The author evokes the sights and flavours, sounds and textures of Siliguri from a time before “the hormonal transfusion of the internet and globalisation” when people woke up to majestic views of the mountains and the cries of men carrying “gigantic aluminum dekchis on their heads…filled with tiny, sweet, warm globules of mihidana and, occasionally, sandesh.” There was something magical in the ordinary and uneventful thrum of life away from centres of power but there was also a curiosity about what things were like outside and elsewhere. This desire for connection was fulfilled through adventures in reading—books, letters, old magazines—that brought a recognition of kinship with other writers whom she views as fellow provincials. She engages with the writing of Rabindranath Tagore, T S Eliot, and Nirad C Chaudhuri, and references briefly the work of Jacinta Kerketta, Aruni Kashyap, Mihir Vatsa, Tanuj Solanki, Tabish Khair and Anjum Hasan among her contemporaries.
Ms Roy comes across an astute and loving observer of life. She accords dignity to the minutest of details, including her own anxieties and idiosyncrasies, with her gift of attention. “I’m always careful to not pronounce the name of a dish when I’m eating out with an acquaintance. I point to the item on the menu when the waiter comes to take the order,” she writes, confessing that the action is meant to avoid the possibility of embarrassment. “What if there are silent letters hidden somewhere? I feel judged, they’ll now know that I’m not well-educated,” she adds.

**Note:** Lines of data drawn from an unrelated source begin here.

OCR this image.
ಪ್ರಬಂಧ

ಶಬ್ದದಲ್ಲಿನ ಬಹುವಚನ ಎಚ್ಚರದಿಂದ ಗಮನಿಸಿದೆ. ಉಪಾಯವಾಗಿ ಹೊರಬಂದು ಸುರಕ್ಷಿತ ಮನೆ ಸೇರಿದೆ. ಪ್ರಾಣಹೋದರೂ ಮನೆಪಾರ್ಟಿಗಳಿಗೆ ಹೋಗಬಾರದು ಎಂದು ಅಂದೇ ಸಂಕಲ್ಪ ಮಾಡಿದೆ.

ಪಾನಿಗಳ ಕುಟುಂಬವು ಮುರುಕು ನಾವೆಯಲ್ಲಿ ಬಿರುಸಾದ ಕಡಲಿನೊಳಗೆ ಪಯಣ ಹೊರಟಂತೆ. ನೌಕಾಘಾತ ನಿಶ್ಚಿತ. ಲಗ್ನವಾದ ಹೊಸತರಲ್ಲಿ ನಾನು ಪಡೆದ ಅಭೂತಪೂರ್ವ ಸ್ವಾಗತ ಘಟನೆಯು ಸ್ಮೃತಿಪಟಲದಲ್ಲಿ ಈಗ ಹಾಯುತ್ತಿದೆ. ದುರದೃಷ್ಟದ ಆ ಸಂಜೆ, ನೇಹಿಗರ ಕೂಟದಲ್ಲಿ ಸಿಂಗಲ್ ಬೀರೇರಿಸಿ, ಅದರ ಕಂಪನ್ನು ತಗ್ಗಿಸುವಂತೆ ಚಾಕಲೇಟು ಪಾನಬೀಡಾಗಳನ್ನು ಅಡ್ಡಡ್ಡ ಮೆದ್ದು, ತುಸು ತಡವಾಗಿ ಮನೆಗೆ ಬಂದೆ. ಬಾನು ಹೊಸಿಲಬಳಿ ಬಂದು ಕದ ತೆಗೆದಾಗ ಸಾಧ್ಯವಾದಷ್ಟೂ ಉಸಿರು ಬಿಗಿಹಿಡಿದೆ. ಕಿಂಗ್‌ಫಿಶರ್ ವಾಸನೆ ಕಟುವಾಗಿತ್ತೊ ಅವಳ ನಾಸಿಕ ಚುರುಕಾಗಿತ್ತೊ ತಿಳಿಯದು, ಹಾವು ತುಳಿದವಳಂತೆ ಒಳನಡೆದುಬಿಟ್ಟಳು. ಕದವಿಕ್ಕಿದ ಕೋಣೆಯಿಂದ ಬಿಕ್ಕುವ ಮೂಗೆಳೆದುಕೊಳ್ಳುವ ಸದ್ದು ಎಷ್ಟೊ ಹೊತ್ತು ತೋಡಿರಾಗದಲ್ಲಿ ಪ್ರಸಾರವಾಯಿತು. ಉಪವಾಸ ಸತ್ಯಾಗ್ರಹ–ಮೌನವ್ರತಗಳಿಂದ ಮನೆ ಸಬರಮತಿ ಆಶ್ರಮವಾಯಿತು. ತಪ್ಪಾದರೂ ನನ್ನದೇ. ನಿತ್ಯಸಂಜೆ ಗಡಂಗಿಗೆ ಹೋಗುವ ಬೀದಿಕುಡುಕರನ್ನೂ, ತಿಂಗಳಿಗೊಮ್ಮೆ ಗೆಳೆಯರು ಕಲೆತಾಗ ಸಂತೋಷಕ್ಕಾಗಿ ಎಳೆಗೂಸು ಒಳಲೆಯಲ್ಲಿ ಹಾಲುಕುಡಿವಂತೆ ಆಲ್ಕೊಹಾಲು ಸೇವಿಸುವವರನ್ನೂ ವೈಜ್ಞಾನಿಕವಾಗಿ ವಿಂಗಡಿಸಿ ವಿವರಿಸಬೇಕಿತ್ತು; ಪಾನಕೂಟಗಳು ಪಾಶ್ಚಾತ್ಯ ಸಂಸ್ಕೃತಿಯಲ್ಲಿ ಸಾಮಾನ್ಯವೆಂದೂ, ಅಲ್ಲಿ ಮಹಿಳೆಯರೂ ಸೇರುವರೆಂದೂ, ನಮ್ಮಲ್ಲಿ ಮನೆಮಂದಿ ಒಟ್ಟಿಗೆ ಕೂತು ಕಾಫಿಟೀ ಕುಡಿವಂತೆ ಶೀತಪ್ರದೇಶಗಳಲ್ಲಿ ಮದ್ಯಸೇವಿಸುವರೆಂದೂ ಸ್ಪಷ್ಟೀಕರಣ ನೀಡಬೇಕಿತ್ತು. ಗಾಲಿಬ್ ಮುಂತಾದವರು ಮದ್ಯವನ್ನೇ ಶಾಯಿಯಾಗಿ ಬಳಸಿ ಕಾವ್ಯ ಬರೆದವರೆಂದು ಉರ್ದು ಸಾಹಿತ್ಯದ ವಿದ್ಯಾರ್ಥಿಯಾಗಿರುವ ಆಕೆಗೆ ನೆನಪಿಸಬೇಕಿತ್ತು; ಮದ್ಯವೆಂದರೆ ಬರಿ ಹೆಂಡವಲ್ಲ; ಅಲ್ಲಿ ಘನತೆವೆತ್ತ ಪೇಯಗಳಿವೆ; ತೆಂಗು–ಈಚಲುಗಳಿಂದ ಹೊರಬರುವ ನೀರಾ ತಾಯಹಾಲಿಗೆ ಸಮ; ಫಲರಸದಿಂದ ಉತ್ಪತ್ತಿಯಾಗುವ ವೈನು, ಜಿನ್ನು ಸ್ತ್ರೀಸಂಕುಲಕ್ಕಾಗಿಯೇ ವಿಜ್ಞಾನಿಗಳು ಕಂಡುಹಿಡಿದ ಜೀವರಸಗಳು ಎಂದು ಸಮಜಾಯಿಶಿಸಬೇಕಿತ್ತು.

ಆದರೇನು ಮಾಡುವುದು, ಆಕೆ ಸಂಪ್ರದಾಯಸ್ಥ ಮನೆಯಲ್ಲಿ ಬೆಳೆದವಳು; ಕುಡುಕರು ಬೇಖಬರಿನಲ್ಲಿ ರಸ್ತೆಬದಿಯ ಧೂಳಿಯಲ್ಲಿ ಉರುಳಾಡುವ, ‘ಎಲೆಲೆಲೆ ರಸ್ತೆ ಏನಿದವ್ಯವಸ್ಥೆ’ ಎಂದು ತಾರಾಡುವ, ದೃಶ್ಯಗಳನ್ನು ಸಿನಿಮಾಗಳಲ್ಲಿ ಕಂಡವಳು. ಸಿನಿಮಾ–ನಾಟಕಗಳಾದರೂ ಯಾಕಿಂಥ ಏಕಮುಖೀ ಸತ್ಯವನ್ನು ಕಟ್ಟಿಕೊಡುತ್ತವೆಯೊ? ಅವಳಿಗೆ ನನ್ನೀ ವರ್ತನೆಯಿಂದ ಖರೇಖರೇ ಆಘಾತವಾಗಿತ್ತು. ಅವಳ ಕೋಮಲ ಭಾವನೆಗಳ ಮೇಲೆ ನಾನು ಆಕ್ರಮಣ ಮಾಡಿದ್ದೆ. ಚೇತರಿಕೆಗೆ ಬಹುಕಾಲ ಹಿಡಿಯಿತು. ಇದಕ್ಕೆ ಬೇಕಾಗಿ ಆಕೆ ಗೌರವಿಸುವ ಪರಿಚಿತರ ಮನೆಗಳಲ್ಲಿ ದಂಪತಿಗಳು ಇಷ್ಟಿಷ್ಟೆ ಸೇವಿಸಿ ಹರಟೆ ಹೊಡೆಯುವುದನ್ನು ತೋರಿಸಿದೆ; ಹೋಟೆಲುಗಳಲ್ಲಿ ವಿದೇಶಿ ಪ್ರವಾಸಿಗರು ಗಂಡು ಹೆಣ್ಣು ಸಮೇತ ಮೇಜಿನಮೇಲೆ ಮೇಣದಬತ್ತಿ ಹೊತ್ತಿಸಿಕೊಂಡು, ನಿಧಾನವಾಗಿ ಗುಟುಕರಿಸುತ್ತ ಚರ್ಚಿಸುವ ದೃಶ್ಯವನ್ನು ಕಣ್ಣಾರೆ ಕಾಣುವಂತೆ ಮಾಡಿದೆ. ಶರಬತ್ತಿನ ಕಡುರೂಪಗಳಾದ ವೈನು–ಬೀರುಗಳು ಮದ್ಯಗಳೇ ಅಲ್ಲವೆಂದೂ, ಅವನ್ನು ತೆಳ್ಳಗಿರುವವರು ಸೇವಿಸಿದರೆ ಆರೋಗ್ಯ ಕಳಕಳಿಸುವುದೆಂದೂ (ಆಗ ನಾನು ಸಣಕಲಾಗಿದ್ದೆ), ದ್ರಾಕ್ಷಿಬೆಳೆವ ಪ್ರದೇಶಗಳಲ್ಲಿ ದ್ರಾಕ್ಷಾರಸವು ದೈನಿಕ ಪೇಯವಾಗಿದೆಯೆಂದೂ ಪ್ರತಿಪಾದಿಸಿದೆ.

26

As someone who was sent to an English-medium school by parents who did not speak English themselves, and was frequently ridiculed for flawed pronunciation, I can relate to what Ms Roy calls “the provincial’s fear of the metropolitan gaze” because I have felt it in my bones while growing up in suburban Mumbai. Unfortunately, the shame of being rejected for one’s inadequacy in English is a colonial baggage that many Indians carry to this date.
The author likens mispronunciation to dirt, and the performance of hygiene in the matter of language to a cleaning rag. This is a striking analogy, especially coming from Ms Roy, who is an associate professor at the elite Ashoka University in Sonepat, Haryana. One hopes that a future edition of the book will also contain her reflections on what it means for a proud provincial like herself to teach there, and how it has altered her relationship with Siliguri.
“My father sold our house in 1988. He was convinced by his own reasons—the area was waterlogged during the long rainy season,” she notes. The new house that her parents have moved into “looks slightly displaced and decontextualised”. It seems to belong to a European city, therefore many locals used to call it the White House. Ms Roy’s mother was not amused.
Siliguri itself has changed drastically in terms of the landscape, its geopolitical significance and the aspirations of its residents. “Provincials do not want to remain provincials,” the author points out. After all, she and her brother once dreamt of becoming India’s first brother-and-sister cricket commentator team. Now her biographical sketch mentions that “she tries to live mostly in Siliguri”. This book can also be read as a tribute to a place that once was.
That said, it does not use nostalgia to escape the present. It merely records change. It celebrates the creativity of provincials, who became inventive because of deprivation. They took the cards that life had dealt them and started playing.